Dans la nuit du samedi 18 au dimanche 19 juillet 2026, un ferry transportant 116 personnes a fait naufrage au large des côtes du Guyana, en Amérique du Sud. Le bateau, parti de Georgetown à destination de Port Kaituma, a lancé un appel de détresse aux alentours de 23h00. À ce stade, les autorités ont confirmé que 53 passagers ont été sauvés, tandis que les opérations de secours sont toujours en cours.
Les circonstances du naufrage
Le ferry MV Barima avait quitté Georgetown en début d’après-midi, à 15h15, avec un total de 116 passagers à son bord, en plus de l’équipage. Selon Juan Edghill, ministre des Travaux publics du Guyana, le navire a émis un signal de détresse à 23h01, déclenchant immédiatement les opérations de recherche et de sauvetage.
La trajectoire classique du ferry devrait normalement rallier Port Kaituma, une localité située sur la côte ouest du pays.
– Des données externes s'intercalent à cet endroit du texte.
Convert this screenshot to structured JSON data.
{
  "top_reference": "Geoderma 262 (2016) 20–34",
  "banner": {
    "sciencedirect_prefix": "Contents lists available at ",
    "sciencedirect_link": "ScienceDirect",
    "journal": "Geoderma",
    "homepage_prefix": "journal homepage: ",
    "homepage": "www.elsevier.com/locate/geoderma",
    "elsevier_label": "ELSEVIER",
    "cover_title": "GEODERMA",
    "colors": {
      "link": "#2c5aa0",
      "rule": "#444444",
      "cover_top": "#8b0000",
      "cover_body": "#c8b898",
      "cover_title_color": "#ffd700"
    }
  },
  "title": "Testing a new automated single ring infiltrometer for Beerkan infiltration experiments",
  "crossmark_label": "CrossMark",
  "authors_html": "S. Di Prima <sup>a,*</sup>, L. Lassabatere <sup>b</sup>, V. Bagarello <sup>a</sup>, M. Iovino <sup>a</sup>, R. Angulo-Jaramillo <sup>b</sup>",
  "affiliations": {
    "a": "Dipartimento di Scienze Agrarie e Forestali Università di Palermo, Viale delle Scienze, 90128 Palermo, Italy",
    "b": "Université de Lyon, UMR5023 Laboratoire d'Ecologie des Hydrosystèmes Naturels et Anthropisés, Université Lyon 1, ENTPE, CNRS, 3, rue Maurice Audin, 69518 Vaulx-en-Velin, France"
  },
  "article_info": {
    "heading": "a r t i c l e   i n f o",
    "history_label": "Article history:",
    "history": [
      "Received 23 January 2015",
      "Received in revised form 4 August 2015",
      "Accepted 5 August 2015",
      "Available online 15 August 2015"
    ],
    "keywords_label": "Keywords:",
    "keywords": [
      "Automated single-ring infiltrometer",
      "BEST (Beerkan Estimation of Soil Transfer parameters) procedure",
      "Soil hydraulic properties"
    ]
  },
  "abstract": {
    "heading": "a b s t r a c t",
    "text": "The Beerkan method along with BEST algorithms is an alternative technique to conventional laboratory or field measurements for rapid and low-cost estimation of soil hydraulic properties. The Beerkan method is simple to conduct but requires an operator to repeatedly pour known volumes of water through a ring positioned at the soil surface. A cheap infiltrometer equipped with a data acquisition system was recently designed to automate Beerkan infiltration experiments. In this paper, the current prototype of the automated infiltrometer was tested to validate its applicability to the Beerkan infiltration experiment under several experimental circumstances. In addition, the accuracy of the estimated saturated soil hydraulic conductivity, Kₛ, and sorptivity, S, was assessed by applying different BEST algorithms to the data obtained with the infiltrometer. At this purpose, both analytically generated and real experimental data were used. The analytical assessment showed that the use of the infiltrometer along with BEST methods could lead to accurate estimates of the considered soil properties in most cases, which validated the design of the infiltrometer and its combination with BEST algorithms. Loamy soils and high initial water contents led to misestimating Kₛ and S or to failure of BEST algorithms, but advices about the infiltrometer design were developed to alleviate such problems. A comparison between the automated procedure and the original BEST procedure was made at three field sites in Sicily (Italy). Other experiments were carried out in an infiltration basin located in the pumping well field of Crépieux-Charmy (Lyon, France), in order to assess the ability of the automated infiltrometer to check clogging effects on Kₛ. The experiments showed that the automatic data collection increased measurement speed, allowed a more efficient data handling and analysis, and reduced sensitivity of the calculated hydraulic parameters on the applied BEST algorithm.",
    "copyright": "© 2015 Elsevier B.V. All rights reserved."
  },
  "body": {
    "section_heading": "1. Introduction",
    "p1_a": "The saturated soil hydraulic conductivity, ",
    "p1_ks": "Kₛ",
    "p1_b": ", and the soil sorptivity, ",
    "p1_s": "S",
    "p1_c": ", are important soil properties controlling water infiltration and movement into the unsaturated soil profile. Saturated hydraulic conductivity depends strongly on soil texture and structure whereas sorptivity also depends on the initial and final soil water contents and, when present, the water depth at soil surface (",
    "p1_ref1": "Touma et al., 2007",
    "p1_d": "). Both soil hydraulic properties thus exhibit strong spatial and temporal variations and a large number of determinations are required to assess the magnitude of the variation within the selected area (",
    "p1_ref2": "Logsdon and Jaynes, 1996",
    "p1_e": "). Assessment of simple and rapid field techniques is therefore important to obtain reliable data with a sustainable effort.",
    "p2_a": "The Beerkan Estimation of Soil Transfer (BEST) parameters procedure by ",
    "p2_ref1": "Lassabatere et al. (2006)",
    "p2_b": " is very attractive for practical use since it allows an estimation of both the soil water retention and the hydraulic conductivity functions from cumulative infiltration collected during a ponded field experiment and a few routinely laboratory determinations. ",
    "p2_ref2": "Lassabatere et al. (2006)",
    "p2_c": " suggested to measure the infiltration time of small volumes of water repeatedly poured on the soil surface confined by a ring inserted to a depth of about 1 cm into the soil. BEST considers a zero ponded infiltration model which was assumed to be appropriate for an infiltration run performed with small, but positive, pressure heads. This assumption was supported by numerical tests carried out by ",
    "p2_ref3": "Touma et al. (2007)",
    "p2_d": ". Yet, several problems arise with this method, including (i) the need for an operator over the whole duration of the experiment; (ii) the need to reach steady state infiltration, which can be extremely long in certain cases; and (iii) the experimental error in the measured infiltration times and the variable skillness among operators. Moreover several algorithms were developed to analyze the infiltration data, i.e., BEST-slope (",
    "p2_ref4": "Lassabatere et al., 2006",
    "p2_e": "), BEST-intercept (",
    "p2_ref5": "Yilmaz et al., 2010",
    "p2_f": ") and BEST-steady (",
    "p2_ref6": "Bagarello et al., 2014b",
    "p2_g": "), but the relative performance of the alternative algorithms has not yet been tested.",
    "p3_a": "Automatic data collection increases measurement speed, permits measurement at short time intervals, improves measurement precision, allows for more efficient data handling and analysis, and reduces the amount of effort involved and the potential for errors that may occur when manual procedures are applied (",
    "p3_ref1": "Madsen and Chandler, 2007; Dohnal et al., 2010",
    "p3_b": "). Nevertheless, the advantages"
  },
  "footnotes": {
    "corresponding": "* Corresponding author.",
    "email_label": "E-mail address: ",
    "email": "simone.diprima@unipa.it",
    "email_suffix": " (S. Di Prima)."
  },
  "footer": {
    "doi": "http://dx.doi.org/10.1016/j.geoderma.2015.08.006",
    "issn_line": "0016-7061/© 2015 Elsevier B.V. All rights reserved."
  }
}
La cause exacte du naufrage n’a pas encore été confirmée, le gouvernement cherchant à comprendre si des conditions météorologiques difficiles, une défaillance technique ou une autre raison est à l’origine de cette catastrophe maritime.
Les efforts de secours et l’état des rescapés
Au moment où le Premier ministre Mark Phillips s’est exprimé, 53 personnes avaient été extraites des eaux. « Avec l’arrivée du jour, nous espérons que ce nombre continue de croître, » a-t-il déclaré, conscient de la nécessité cruciale de poursuivre les recherches.
Les autorités locales ont mobilisé à la fois des moyens publics et privés pour coordonner les opérations d’urgence, incluant des bateaux spécialisés et des équipes médicales prêtes à intervenir sur place. Un navire a notamment été dépêché pour prodiguer les premiers soins aux victimes une fois secourues.
Le MV Barima était équipé de 250 gilets de sauvetage, permettant ainsi à une partie des passagers de tenter de survivre en attendant l’arrivée des secours. Cependant, le nombre total de personnes encore portées disparues reste important, suscitant une inquiétude majeure.
Contexte et enjeux
Le transport fluvial joue un rôle vital au Guyana, souvent priorisé pour desservir des zones éloignées ou difficilement accessibles par la route, notamment dans la région isolée de Port Kaituma. Ce type d’incident rappelle les risques permanents encourus dans les liaisons maritimes et fluviales régionales, où les infrastructures et la sécurité ne sont pas toujours optimales.
Selon les responsables, l’événement est une tragédie majeure pour le pays. « Il est essentiel que nous améliorions nos mesures de sécurité à bord de ces bateaux », a souligné un expert local en transport maritime. « Chaque vie sauvée est une priorité dans ces circonstances, et les autorités doivent tirer les leçons de ce drame pour prévenir de futures catastrophes. »
Des précédents récents en Amérique du Sud
Des naufrages de ferries impliquant des dizaines de victimes sont malheureusement récurrents dans la région sud-américaine, où les contrôles de sécurité maritime restent parfois insuffisants. En 2024, un accident similaire aux Philippines avait fait une trentaine de morts, illustrant la fragilité des systèmes de transport non aérien dans certains pays en développement.
Au Guyana, ce tragique épisode devrait amener les autorités à renforcer leurs protocoles de sécurité et à améliorer la surveillance des embarcations commerciales. Le gouvernement a également annoncé qu’une enquête approfondie serait ouverte pour comprendre les causes précises de l’accident.
Réactions et perspectives
Le président du Guyana a exprimé ses condoléances aux familles des passagers et des membres d’équipage concernés. Il a promis de tout mettre en œuvre pour que les opérations de secours soient efficaces et pour soutenir les survivants et les proches des victimes.
« Nous sommes mobilisés sans relâche pour retrouver tous ceux qui sont portés disparus. Chaque rescapé retrouvé est un espoir, mais il faut aussi que la tragédie serve à mieux protéger nos citoyens », a déclaré un haut fonctionnaire du ministère des Transports.
Les secours se poursuivent avec une extrême prudence, les conditions en mer restant parfois difficiles. Les opérations pourraient durer plusieurs jours avant que la situation ne soit pleinement maîtrisée.
En attendant, la population et les autorités locales restent mobilisées dans cette épreuve, illustrant la solidarité nationale face à ce drame maritime majeur survenu dans les eaux du Guyana.